We empirically study a simple layer-pruning strategy for popular families of open-weight pretrained LLMs, finding minimal degradation of performance on different question-answering benchmarks until after a large fraction (up to half) of the layers are removed. To prune these models, we identify the optimal block of layers to prune by considering similarity across layers; then, to "heal" the damage, we perform a small amount of finetuning. In particular, we use parameter-efficient finetuning (PEFT) methods, specifically quantization and Low Rank Adapters (QLoRA), such that each of our experiments can be performed on a single A100 GPU. From a practical perspective, these results suggest that layer pruning methods can complement other PEFT strategies to further reduce computational resources of finetuning on the one hand, and can improve the memory and latency of inference on the other hand. From a scientific perspective, the robustness of these LLMs to the deletion of layers implies either that current pretraining methods are not properly leveraging the parameters in the deeper layers of the network or that the shallow layers play a critical role in storing knowledge.
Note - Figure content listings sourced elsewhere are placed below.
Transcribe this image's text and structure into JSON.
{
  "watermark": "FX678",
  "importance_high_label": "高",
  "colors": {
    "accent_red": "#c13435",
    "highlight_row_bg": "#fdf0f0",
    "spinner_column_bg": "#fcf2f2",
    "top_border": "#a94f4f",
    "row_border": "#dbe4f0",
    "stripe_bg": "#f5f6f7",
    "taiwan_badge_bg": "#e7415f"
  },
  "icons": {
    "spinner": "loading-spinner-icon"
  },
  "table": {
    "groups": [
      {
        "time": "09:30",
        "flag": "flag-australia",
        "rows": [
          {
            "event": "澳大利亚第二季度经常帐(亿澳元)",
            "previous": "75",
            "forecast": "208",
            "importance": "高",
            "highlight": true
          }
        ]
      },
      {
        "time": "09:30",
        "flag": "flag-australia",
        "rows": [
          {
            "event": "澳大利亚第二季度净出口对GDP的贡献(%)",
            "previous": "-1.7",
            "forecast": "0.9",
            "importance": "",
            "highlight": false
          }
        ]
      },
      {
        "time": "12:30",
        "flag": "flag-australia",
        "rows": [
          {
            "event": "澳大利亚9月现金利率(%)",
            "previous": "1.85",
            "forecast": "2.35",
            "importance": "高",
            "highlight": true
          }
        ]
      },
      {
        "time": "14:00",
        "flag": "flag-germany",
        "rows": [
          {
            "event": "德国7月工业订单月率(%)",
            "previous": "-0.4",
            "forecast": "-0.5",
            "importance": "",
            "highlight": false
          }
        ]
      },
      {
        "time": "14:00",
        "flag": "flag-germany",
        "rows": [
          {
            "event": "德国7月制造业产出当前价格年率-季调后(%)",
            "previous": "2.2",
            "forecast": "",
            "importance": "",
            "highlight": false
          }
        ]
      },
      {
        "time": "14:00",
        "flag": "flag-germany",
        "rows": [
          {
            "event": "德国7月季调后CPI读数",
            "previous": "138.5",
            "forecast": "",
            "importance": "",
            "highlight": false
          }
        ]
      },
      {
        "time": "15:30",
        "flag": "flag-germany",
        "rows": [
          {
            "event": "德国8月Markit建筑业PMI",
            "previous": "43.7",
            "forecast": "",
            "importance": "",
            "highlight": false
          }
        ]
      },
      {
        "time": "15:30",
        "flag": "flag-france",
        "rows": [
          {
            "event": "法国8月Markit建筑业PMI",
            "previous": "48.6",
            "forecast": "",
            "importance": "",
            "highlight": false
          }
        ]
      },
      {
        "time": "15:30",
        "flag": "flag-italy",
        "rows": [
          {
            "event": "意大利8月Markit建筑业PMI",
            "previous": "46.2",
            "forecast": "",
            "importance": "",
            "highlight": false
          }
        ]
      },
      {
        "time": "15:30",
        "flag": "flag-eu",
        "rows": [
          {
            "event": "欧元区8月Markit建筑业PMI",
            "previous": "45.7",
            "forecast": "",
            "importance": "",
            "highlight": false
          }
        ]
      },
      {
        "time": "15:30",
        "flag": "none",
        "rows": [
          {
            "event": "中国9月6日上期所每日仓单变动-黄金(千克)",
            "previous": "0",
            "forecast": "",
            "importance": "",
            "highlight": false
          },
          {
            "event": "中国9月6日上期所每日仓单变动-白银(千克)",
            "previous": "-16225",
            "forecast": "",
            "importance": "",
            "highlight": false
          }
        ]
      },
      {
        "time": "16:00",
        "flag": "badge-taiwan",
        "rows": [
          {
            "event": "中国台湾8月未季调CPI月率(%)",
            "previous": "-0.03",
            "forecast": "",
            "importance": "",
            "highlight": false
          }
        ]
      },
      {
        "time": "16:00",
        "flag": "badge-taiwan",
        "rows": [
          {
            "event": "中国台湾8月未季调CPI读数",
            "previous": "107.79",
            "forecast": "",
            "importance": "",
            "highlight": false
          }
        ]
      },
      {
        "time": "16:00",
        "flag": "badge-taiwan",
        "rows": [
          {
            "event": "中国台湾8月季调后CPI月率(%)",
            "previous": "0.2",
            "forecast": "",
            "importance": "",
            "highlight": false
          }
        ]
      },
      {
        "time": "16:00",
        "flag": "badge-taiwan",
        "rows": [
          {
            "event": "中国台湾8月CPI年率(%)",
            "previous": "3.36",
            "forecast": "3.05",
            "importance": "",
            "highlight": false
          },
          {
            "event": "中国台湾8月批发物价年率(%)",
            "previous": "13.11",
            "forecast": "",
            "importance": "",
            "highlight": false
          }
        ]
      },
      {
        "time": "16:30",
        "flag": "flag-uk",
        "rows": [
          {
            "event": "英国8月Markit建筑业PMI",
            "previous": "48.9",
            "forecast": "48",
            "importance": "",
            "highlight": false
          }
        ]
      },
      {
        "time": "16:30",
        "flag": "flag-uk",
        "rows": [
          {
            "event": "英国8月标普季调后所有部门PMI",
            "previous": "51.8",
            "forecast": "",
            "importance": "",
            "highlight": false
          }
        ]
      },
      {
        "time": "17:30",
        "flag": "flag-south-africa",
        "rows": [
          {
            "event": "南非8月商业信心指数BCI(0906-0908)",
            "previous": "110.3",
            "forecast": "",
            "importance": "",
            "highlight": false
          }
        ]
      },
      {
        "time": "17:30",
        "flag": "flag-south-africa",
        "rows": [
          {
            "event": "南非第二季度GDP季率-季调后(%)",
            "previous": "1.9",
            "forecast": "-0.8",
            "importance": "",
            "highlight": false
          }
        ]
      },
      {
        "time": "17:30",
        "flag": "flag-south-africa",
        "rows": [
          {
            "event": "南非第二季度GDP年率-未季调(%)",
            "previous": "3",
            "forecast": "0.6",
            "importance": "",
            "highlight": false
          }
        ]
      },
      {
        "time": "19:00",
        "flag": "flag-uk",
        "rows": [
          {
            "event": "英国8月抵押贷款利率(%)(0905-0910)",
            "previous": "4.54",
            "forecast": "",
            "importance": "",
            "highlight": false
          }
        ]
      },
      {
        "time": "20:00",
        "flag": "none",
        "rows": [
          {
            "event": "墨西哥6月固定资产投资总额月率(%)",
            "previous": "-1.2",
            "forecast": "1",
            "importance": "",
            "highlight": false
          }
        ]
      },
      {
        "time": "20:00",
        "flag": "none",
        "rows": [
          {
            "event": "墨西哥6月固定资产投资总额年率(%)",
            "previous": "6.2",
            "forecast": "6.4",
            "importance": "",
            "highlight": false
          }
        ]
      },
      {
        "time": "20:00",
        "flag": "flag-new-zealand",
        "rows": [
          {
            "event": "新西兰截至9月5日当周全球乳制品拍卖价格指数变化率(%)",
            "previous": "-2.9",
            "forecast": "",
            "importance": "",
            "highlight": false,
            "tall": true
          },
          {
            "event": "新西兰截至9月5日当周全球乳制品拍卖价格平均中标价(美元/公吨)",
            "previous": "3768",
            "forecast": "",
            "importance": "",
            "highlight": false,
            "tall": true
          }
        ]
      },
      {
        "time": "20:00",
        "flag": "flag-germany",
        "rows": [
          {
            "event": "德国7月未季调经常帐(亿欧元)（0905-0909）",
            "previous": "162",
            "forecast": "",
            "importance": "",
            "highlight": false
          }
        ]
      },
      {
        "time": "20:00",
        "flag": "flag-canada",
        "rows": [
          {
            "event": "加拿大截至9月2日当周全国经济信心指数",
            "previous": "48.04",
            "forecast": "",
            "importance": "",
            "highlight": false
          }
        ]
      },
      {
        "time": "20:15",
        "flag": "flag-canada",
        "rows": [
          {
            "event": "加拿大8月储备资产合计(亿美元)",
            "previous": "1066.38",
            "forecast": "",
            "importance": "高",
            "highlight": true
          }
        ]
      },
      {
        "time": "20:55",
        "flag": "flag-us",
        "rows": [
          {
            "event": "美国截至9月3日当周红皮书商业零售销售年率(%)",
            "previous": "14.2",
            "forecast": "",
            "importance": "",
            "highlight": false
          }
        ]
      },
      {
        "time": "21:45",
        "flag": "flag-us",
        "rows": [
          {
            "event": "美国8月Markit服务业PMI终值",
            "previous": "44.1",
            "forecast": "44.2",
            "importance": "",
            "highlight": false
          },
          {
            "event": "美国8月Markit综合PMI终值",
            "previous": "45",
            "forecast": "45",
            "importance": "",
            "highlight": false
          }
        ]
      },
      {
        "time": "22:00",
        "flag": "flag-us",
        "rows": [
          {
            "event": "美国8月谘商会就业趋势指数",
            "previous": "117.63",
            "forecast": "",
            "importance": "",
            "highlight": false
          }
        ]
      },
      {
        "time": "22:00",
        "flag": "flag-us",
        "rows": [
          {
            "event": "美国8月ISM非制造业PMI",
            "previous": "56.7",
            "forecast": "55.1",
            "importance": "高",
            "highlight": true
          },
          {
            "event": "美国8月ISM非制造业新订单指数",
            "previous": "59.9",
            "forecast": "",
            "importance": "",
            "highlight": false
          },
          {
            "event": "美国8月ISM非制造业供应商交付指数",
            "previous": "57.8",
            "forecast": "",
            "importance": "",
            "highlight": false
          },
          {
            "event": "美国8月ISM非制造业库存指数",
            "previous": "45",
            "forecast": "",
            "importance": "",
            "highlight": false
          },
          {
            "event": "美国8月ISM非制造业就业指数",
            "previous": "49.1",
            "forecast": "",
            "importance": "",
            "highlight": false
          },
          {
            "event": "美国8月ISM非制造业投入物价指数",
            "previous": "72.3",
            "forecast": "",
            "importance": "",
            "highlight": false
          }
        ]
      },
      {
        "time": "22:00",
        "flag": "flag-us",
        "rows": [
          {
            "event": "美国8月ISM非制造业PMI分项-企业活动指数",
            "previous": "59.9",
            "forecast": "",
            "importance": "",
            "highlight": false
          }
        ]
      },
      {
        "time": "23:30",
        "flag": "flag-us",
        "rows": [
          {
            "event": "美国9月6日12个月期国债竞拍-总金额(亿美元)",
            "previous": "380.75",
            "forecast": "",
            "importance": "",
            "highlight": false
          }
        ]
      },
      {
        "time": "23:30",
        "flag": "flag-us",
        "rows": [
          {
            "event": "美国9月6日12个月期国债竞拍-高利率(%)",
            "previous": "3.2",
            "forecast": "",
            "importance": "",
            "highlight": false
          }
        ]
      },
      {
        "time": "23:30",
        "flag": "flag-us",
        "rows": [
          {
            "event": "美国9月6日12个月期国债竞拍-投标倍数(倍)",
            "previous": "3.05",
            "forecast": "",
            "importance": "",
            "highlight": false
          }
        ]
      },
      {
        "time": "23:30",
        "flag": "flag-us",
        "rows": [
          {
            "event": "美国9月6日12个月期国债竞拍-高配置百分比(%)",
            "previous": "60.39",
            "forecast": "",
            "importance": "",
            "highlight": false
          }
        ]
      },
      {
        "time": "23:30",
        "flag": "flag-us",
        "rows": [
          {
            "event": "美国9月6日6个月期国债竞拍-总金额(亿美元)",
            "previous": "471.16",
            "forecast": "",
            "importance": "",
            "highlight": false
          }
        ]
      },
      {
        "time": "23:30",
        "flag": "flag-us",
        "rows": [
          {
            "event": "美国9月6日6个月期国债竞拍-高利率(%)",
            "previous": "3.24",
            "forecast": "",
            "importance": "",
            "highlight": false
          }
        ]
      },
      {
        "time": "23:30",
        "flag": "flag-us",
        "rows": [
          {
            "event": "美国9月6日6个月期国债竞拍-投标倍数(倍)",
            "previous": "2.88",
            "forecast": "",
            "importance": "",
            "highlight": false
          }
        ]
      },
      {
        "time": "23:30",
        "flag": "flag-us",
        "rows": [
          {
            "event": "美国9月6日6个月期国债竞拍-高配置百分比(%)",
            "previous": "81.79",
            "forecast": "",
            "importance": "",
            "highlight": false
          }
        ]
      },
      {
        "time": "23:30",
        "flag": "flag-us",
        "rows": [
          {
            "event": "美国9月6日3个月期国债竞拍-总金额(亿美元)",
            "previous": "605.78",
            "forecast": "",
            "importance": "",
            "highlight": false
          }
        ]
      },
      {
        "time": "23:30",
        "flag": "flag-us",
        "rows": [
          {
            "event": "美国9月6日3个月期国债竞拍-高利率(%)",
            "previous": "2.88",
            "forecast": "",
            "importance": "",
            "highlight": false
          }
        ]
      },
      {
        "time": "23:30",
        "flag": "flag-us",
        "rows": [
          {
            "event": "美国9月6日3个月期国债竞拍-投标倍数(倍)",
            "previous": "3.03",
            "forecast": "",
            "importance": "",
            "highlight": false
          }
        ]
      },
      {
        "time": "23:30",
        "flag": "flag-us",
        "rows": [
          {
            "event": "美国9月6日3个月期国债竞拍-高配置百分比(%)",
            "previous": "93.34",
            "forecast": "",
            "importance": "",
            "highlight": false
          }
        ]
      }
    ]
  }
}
翻译：我们通过实验研究了一种针对流行开源预训练大语言模型（LLM）的简单层剪枝策略，发现在移除多达一半的层之前，模型在不同问答基准上的性能下降极小。为剪枝这些模型，我们通过分析层间相似性确定最优的层块进行移除；随后通过少量微调“修复”损伤。具体而言，我们采用参数高效微调（PEFT）方法，即量化与低秩适配器（QLoRA），使得每个实验均可单块A100 GPU上完成。从实践角度看，这些结果表明层剪枝方法可与其他PEFT策略互补，一方面进一步减少微调的计算资源消耗，另一方面降低推理过程中的内存占用与延迟。从科学视角看，这些LLM对层删除所表现出的鲁棒性暗示：要么当前预训练方法未能有效利用网络深层的参数，要么浅层在知识存储中发挥着关键作用。